May 2024 Slug Club
Thank you for supporting my slimy dreams🙏👽
I am so happy you want to celebrate the slow times with me :) There is no better way than signing up for the least efficient form of communication in these unreasonably productive times! Is there anything more anti establishment than taking the slowest and most nonsensical path? What a beautiful act of resistance to not want MORE, FASTER !
So, here is your first monthly reminder to keep things slow and slimy.
Spring is going full blast, and it is by far my favorite season. Spring is so emotional! The drama of the world waking up from winter is overwhelming. Things feel sensitive and vulnerable from sleep, yet filled with bursts of energy that are ready to bust through the soil and melt all the ice! The freezing and thawing keeps us in an unsettled place, active and transformational. Things feel new but familiar, and I want to take my time with this reunion.
This year I have planted too many peppers and marigolds.
I have decided that I actually do like roses, especially the wild and climbing varieties.
I have been brought to tears by crocus blooming through the snow and the smell of sunshine on pine needles.
I planted seeds for plants I have never grown; epazote, jasmine scented tobacco, hollyhocks, and forget-me-nots.
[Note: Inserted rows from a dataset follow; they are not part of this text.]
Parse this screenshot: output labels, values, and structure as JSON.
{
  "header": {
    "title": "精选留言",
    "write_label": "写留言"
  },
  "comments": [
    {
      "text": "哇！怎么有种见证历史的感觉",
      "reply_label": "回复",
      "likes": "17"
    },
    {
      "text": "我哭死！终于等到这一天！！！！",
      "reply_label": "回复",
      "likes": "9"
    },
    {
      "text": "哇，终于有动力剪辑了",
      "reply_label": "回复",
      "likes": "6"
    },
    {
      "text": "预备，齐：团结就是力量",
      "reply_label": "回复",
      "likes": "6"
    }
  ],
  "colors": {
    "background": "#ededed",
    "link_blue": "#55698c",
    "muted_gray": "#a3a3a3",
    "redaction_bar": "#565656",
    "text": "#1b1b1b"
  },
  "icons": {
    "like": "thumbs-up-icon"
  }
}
I overheard my 4 year old niece tell her friend that I, her Auntie Mari, is an artist. After over 30 years of making art and wondering if this was true, I decided she was right.
Spring is exhilarating, but it is also heavy. Not everything makes it through the winter. This spring amidst the persistent heartbreak, and overwhelming loss of life in Gaza, the reality that tens of thousands of people did not live to see this spring is devastating.
I remind myself to stay awake. To feel all the complicated things at once. It is true that things are unthinkably beautiful and horrific all at once.
It is not a small act to be present. It is powerful to continue to search for beauty when it feels like the world is falling apart.
Go slow out there babies, times are so tough and we are so soft.